El caudillo de Junts exige el retrato y a Sánchez le conviene porque su estrategia es que la amnistía y su programa de hostilidad hacia los jueces –inaudito en la historia de la democracia española– queden superados por una sucesión constante de fuegos de artificio, cuyas explosiones y generoso estruendo hagan olvidar la oscuridad de la que ha surgido el nuevo universo desconstituyente. 

Desde finales de noviembre, la Moncloa ha tratado de ascender a su fiscal favorita –Dolores Delgado, cuyo nombramiento anuló el Supremo–, abrió una crisis diplomática con Israel, impulsa comisiones políticas para revisar decisiones judiciales, exporta a las instituciones europeas el sectarismo o se somete con mansedumbre al quiz de los independentistas fugados.

También bromea con el mediador impuesto por Junts, confirma a Tezanos, el estadístico a la carta del PSOE, al frente del CIS; nombra presidente de la agencia Efe a su antiguo secretario de Estado de Comunicación, no abre la boca cuando Junts defiende el revanchismo contra los magistrados que juzgaron el procés, pacta –sacando pecho– un cambio en la alcaldía de Pamplona en favor de Bildu, toma un 10% de Telefónica (en vísperas de un ERE masivo) ante la entrada de capital saudí o abre la mano a despenalizar las injurias contra la Corona y los actos de enaltecimiento del terrorismo. 

No se puede agitar más el avispero político en menos tiempo. Salta a la vista que la intención del presidente es concentrar la atención sobre todos estos señuelos para que se diluya el impacto social de la amnistía que, después del procés, es la agresión más salvaje contra la Carta Magna en la historia.

Sánchez piensa que desestabilizando todo podrá ganar tiempo para cumplir –bajo cuerda– sus compromisos con los independentistas vascos y catalanes, ya sea la liberación de los presos de ETA o la cesión a la carta de los rendimientos tributarios de Cataluña. El PSOE trata de desviar el foco de atención dirigiendo el debate público hacia las trincheras de una polarización extrema, donde los socialistas, con el correr del tiempo, creen que irán siendo absueltos del inmenso desgaste provocado por la investidura. 

En paralelo, el Gobierno ha abierto otra vía para expulsar tinta de calamar: una batería de medidas presuntamente sociales, de corte asistencial; una colección de gracias, amplificadas mediáticamente, aunque con la diabólica letra pequeña de siempre, para hacer creer a la sociedad que es más rentable aceptar la inmoralidad política del pacto con ERC y Junts que renunciar a los beneficios (ridículos) de medidas como el incremento en 90 euros al mes del subsidio de desempleo. Esta vía interesa especialmente a Sor Yolanda del Ferrol, tocada desde la salida (tormentosa) de Lo que Queda de Podemos de Sumar. 
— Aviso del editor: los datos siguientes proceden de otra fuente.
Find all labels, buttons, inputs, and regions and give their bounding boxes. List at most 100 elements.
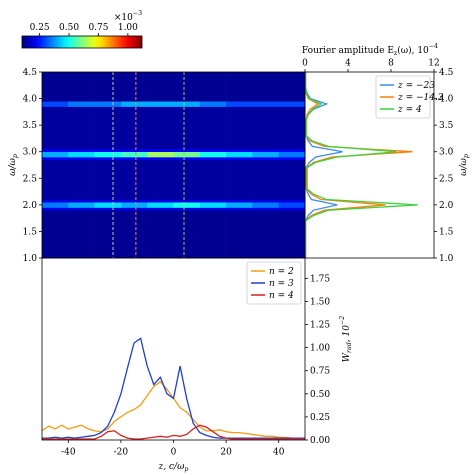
heatmap-cell xyxy=(278,207,306,211)
colorbar-label: ×10−3 xyxy=(114,10,142,23)
legend-label: z = −14.3 xyxy=(397,93,444,103)
heatmap-cell xyxy=(68,157,95,160)
heatmap-cell xyxy=(226,101,253,107)
heatmap-cell xyxy=(147,210,174,259)
heatmap-cell xyxy=(173,151,201,158)
heatmap-cell xyxy=(226,159,253,200)
heatmap-cell xyxy=(147,106,174,150)
y-tick-label: 0.25 xyxy=(310,412,330,422)
heatmap-cell xyxy=(252,199,279,203)
heatmap-cell xyxy=(199,106,227,150)
heatmap-cell xyxy=(278,210,306,259)
heatmap-cell xyxy=(42,210,69,259)
legend-box xyxy=(375,75,431,119)
heatmap-cell xyxy=(94,199,122,203)
heatmap-cell xyxy=(147,151,174,158)
colorbar-tick-label: 0.75 xyxy=(88,23,108,33)
heatmap-cell xyxy=(68,199,95,203)
legend-label: z = −23 xyxy=(397,81,435,91)
heatmap-cell xyxy=(94,106,122,150)
heatmap-cell xyxy=(68,159,95,200)
x-tick-label: 0 xyxy=(171,448,177,458)
heatmap-cell xyxy=(68,149,95,153)
heatmap-cell xyxy=(278,202,306,208)
x-axis-label: z, c/ωp xyxy=(158,462,189,474)
heatmap-cell xyxy=(173,101,201,107)
heatmap-cell xyxy=(147,72,174,102)
heatmap-cell xyxy=(42,151,69,158)
y-tick-label: 2.0 xyxy=(439,200,454,210)
y-tick-label: 1.50 xyxy=(310,297,330,307)
heatmap-cell xyxy=(42,157,69,160)
legend-label: z = 4 xyxy=(397,105,422,115)
heatmap-cell xyxy=(147,101,174,107)
heatmap-cell xyxy=(199,72,227,102)
y-tick-label: 0.50 xyxy=(310,389,330,399)
heatmap-cell xyxy=(252,106,279,150)
heatmap-cell xyxy=(42,159,69,200)
heatmap-cell xyxy=(68,101,95,107)
heatmap-cell xyxy=(226,72,253,102)
heatmap-cell xyxy=(42,149,69,153)
y-tick-label: 4.0 xyxy=(23,94,38,104)
heatmap-cell xyxy=(199,199,227,203)
heatmap-cell xyxy=(147,199,174,203)
heatmap-cell xyxy=(173,106,201,150)
heatmap-cell xyxy=(173,149,201,153)
heatmap-cell xyxy=(199,210,227,259)
heatmap-cell xyxy=(199,101,227,107)
heatmap-cell xyxy=(94,157,122,160)
y-tick-label: 2.0 xyxy=(23,200,38,210)
heatmap-cell xyxy=(120,202,148,208)
heatmap-cell xyxy=(226,149,253,153)
heatmap-cell xyxy=(42,101,69,107)
heatmap-cell xyxy=(173,159,201,200)
y-tick-label: 4.5 xyxy=(439,68,454,78)
heatmap-cell xyxy=(68,72,95,102)
heatmap-cell xyxy=(173,199,201,203)
heatmap-cell xyxy=(42,199,69,203)
colorbar-tick-label: 0.25 xyxy=(30,23,50,33)
heatmap-cell xyxy=(173,210,201,259)
colorbar-tick-label: 0.50 xyxy=(59,23,79,33)
y-tick-label: 0.75 xyxy=(310,366,330,376)
heatmap-cell xyxy=(278,151,306,158)
y-tick-label: 2.5 xyxy=(23,174,38,184)
heatmap-cell xyxy=(252,159,279,200)
data-line xyxy=(304,72,418,258)
heatmap-cell xyxy=(42,207,69,211)
heatmap-cell xyxy=(252,101,279,107)
heatmap-cell xyxy=(42,72,69,102)
heatmap-cell xyxy=(42,106,69,150)
y-tick-label: 3.0 xyxy=(439,147,454,157)
y-tick-label: 1.00 xyxy=(310,343,330,353)
heatmap-cell xyxy=(68,202,95,208)
heatmap-cell xyxy=(94,151,122,158)
heatmap-cell xyxy=(147,149,174,153)
heatmap-cell xyxy=(120,159,148,200)
heatmap-cell xyxy=(94,72,122,102)
heatmap-cell xyxy=(68,210,95,259)
heatmap-cell xyxy=(252,72,279,102)
heatmap-cell xyxy=(278,149,306,153)
heatmap-cell xyxy=(68,151,95,158)
y-axis-label: ω/ωp xyxy=(8,154,20,176)
y-tick-label: 4.0 xyxy=(439,94,454,104)
x-tick-label: 8 xyxy=(388,59,394,69)
y-tick-label: 1.5 xyxy=(439,227,454,237)
heatmap-cell xyxy=(278,106,306,150)
heatmap-cell xyxy=(147,202,174,208)
legend-label: n = 3 xyxy=(269,279,294,289)
colorbar-tick-label: 1.00 xyxy=(118,23,138,33)
heatmap-cell xyxy=(120,101,148,107)
heatmap-cell xyxy=(94,101,122,107)
heatmap-cell xyxy=(42,202,69,208)
heatmap-cell xyxy=(120,106,148,150)
heatmap-cell xyxy=(226,207,253,211)
y-tick-label: 0.00 xyxy=(310,436,330,446)
heatmap-cell xyxy=(278,199,306,203)
y-tick-label: 1.25 xyxy=(310,320,330,330)
heatmap-cell xyxy=(94,210,122,259)
x-tick-label: 12 xyxy=(428,59,439,69)
y-tick-label: 3.0 xyxy=(23,147,38,157)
“Desde hace tiempo –exactamente desde que no tenemos a quien vender el voto–, este pueblo ha perdido su interés por la política, y si antes concedía mandos, haces, legiones, en fin todo, ahora deja hacer y sólo desea con avidez dos cosas: pan y juegos de circo”, escribió el poeta latino Juvenal en su décima sátira, donde acuñó la expresión panem et circenses para describir cómo los césares distraían a los ciudadanos romanos para que olvidasen su derecho –de nacimiento– a involucrarse en política, anulasen voluntariamente su sentido crítico y se convirtieran en una plebe dispuesta a tragar con todo con tal de recibir desde la colina del Palatino viandas baratas y ver a las fieras devorar a los cristianos en el Coliseo.